He shot her a look, but he directed his next comment to Tom. “Where’s your car?”
Tom, still looking shocked and slightly ill, pointed off toward the parking structure.
“Stop pretending to care about the policeman,” Aubrey said to him, adding for Jack’s benefit, “Tom always parks on the street. He gets ticketed, but he uses the congressman’s influence to get the tickets waived.”
“I can’t believe you would do this to me, Aubrey,” Tom snapped. “I thought we were friends.”
“People are trying to kill me, Tom. If we were friends, you’d cooperate with us.”
“But the police—”
“The police shot at me in Atlanta. Do you expect me to trust them now?”
“Get in the car,” Jack ground out, “or I’ll shoot you.”
Aubrey realized she’d squared off against Tom in the middle of the street. She shook her head, disgusted with herself for letting his thickheadedness get to her.
“Now you know how I feel,” Jack said.
“Oh, shut up.”
“You can’t shoot me,” Tom said. “You need me.”

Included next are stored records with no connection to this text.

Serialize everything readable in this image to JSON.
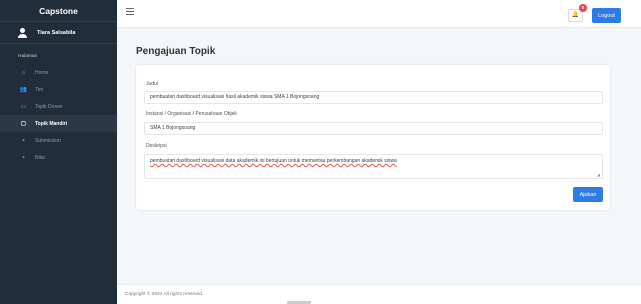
{
  "sidebar": {
    "brand": "Capstone",
    "user_name": "Tiara Salsabila",
    "section_label": "Halaman",
    "items": [
      {
        "label": "Home",
        "icon": "home-icon",
        "glyph": "⌂"
      },
      {
        "label": "Tim",
        "icon": "users-icon",
        "glyph": "👥"
      },
      {
        "label": "Topik Dosen",
        "icon": "chat-icon",
        "glyph": "▭"
      },
      {
        "label": "Topik Mandiri",
        "icon": "chat-bubble-icon",
        "glyph": "◻"
      },
      {
        "label": "Submission",
        "icon": "file-icon",
        "glyph": "▪"
      },
      {
        "label": "Nilai",
        "icon": "document-icon",
        "glyph": "▪"
      }
    ],
    "active_index": 3
  },
  "topbar": {
    "notification_count": "0",
    "logout_label": "Logout"
  },
  "main": {
    "title": "Pengajuan Topik",
    "form": {
      "judul_label": "Judul",
      "judul_value": "pembuatan dashboard visualisasi hasil akademik siswa SMA 1 Bojongsoang",
      "instansi_label": "Instansi / Organisasi / Perusahaan Objek",
      "instansi_value": "SMA 1 Bojongsoang",
      "deskripsi_label": "Deskripsi",
      "deskripsi_value": "pembuatan dashboard visualisasi data akademik ini bertujuan untuk memantau perkembangan akademik siswa",
      "submit_label": "Ajukan"
    }
  },
  "footer": {
    "copyright": "Copyright © 2024 All rights reserved."
  },
  "colors": {
    "sidebar_bg": "#222d3a",
    "accent": "#2f7be5",
    "badge": "#e64545"
  }
}
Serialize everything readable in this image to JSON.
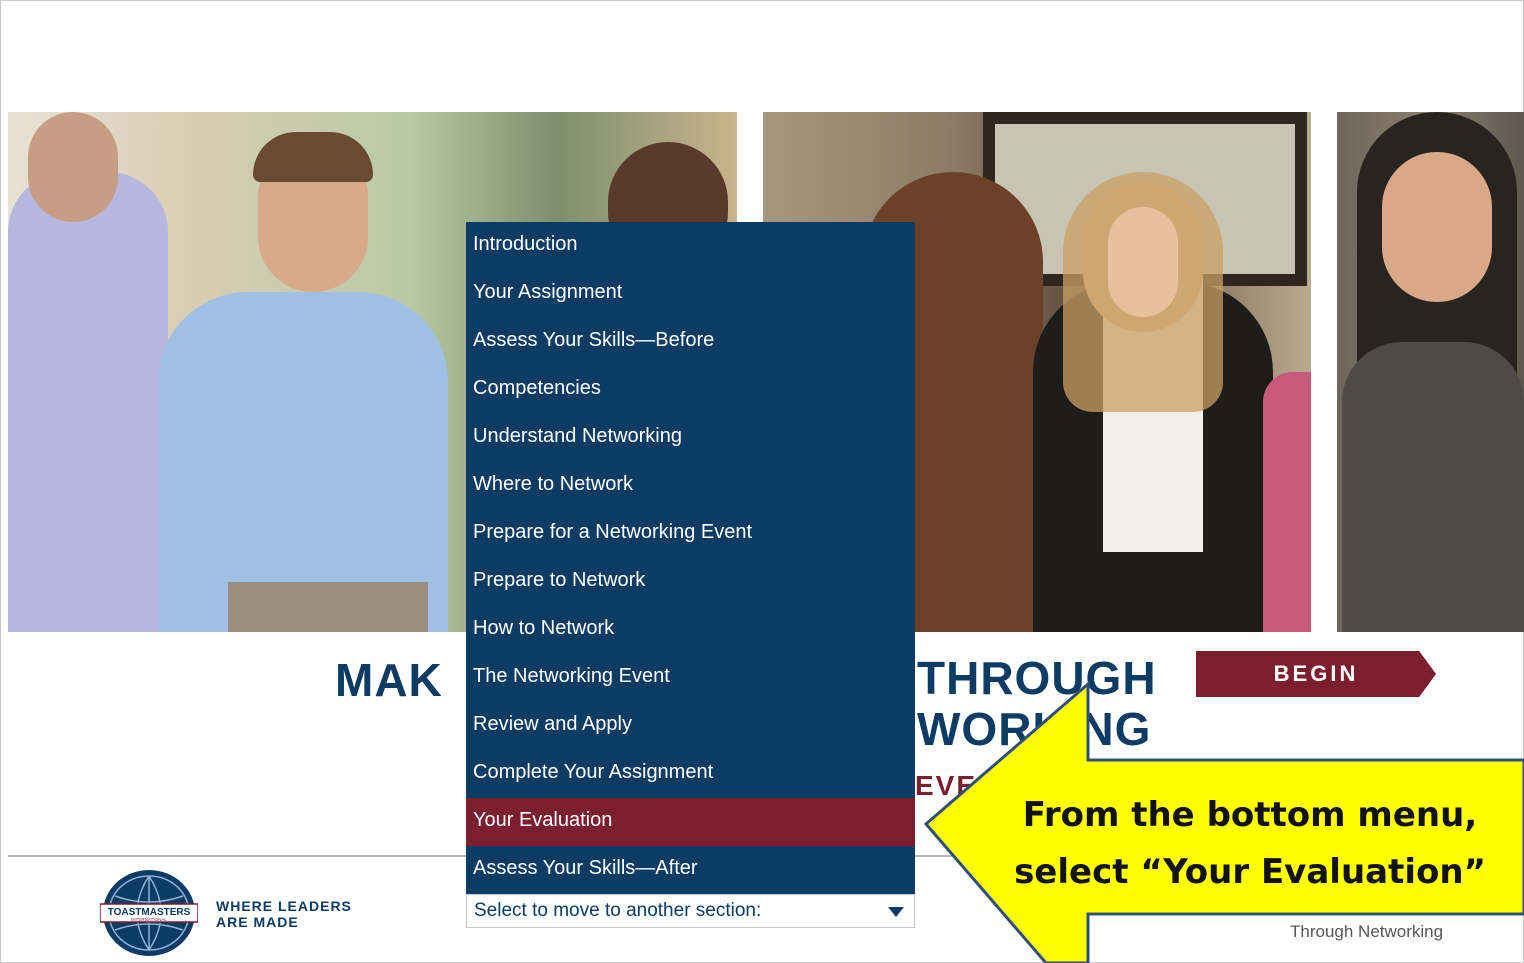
{
  "hero": {
    "title_line1_left": "MAK",
    "title_line1_right": "THROUGH",
    "title_line2_right": "WORKING",
    "subtitle_visible": "EVE",
    "begin_label": "BEGIN"
  },
  "menu": {
    "items": [
      {
        "label": "Introduction"
      },
      {
        "label": "Your Assignment"
      },
      {
        "label": "Assess Your Skills—Before"
      },
      {
        "label": "Competencies"
      },
      {
        "label": "Understand Networking"
      },
      {
        "label": "Where to Network"
      },
      {
        "label": "Prepare for a Networking Event"
      },
      {
        "label": "Prepare to Network"
      },
      {
        "label": "How to Network"
      },
      {
        "label": "The Networking Event"
      },
      {
        "label": "Review and Apply"
      },
      {
        "label": "Complete Your Assignment"
      },
      {
        "label": "Your Evaluation"
      },
      {
        "label": "Assess Your Skills—After"
      }
    ],
    "selected_index": 12,
    "select_placeholder": "Select to move to another section:"
  },
  "footer": {
    "logo_text": "TOASTMASTERS",
    "logo_subtext": "INTERNATIONAL",
    "tagline_line1": "WHERE LEADERS",
    "tagline_line2": "ARE MADE",
    "course_title_partial": "Through Networking"
  },
  "callout": {
    "line1": "From the bottom menu,",
    "line2": "select “Your Evaluation”"
  },
  "colors": {
    "navy": "#0c3b64",
    "maroon": "#7b1e2e",
    "callout_fill": "#ffff00"
  }
}
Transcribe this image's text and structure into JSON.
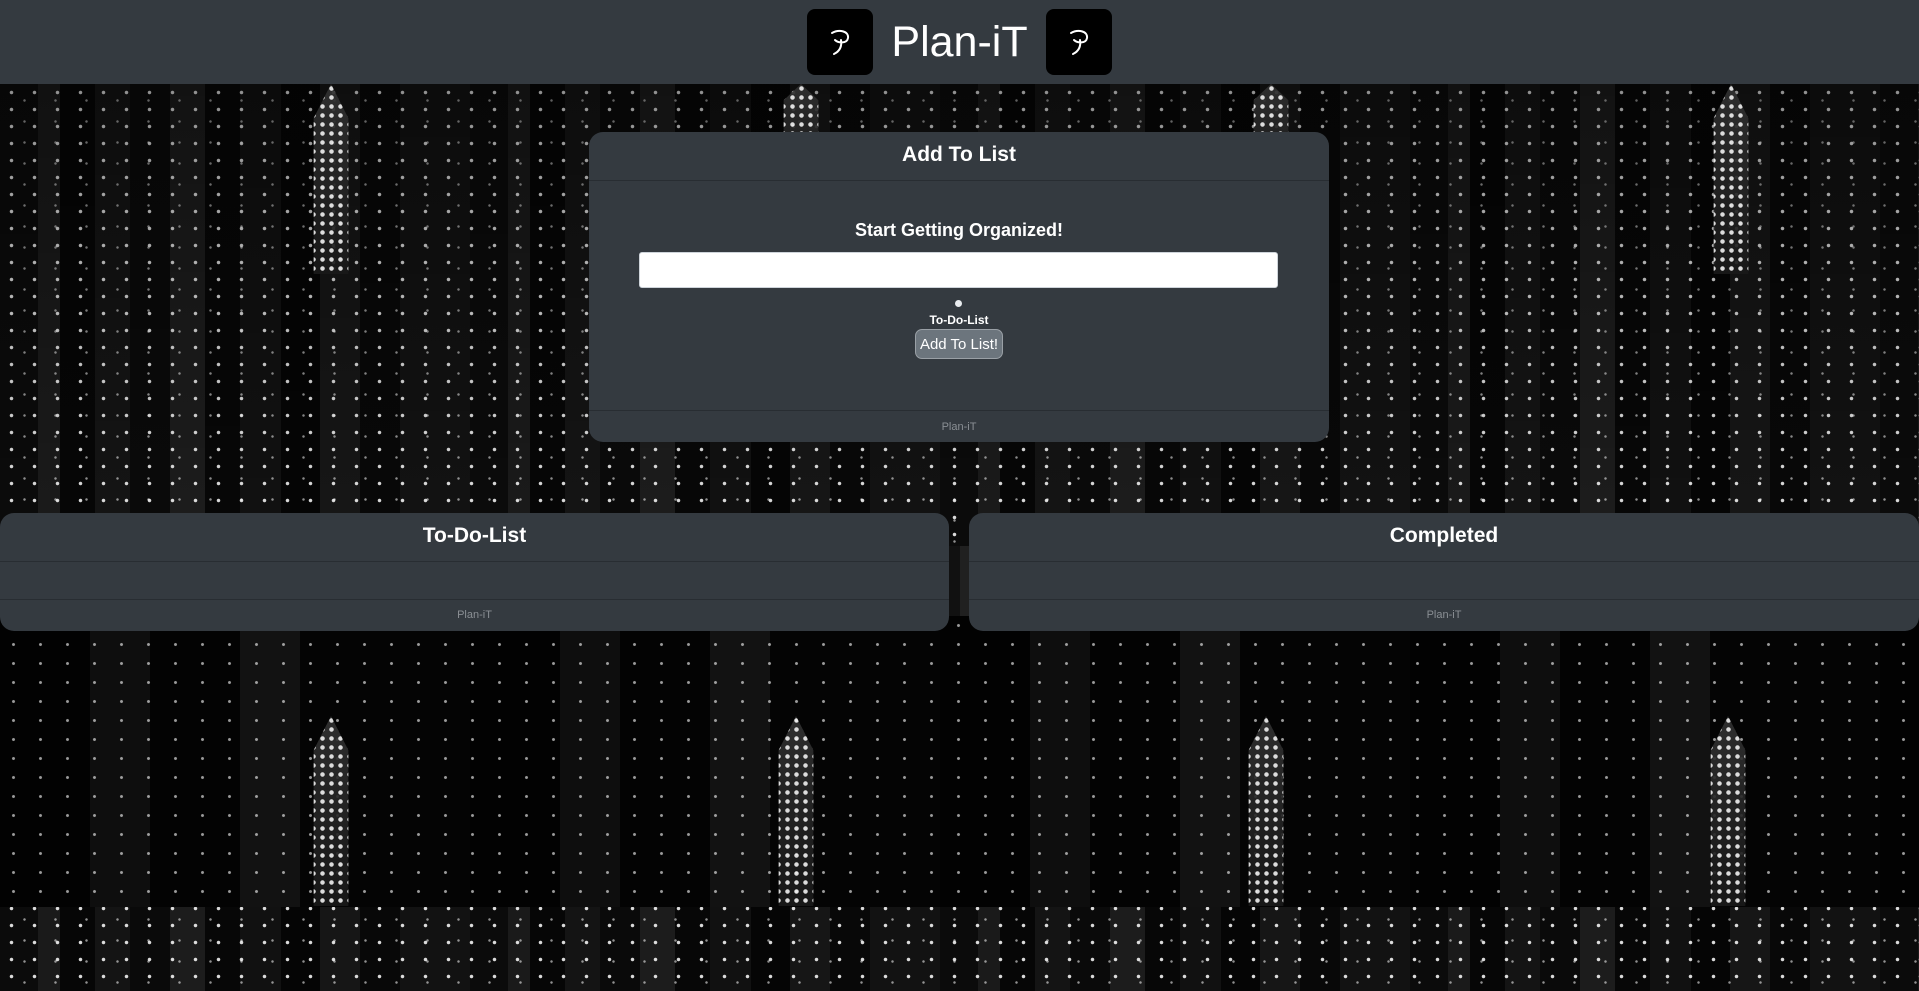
{
  "header": {
    "brand": "Plan-iT",
    "logo_icon": "p-swirl-icon"
  },
  "add_card": {
    "title": "Add To List",
    "prompt": "Start Getting Organized!",
    "input_value": "",
    "input_placeholder": "",
    "radio_label": "To-Do-List",
    "button_label": "Add To List!",
    "footer": "Plan-iT"
  },
  "todo_card": {
    "title": "To-Do-List",
    "items": [],
    "footer": "Plan-iT"
  },
  "done_card": {
    "title": "Completed",
    "items": [],
    "footer": "Plan-iT"
  },
  "colors": {
    "panel": "#343a40",
    "button": "#6c757d"
  }
}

And Jack didn’t have any bullets, Aubrey reminded herself, which was probably a good thing, because she was ready to shoot Tom herself. She settled for planting both hands on his back and shoving him over to the car. “Let’s go,” she said to Jack when she and Tom were settled in the backseat. She’d have preferred the front, but the last thing they needed was Tom taking off the first time they caught a red light—which became a nonissue when two police sirens fired up behind them.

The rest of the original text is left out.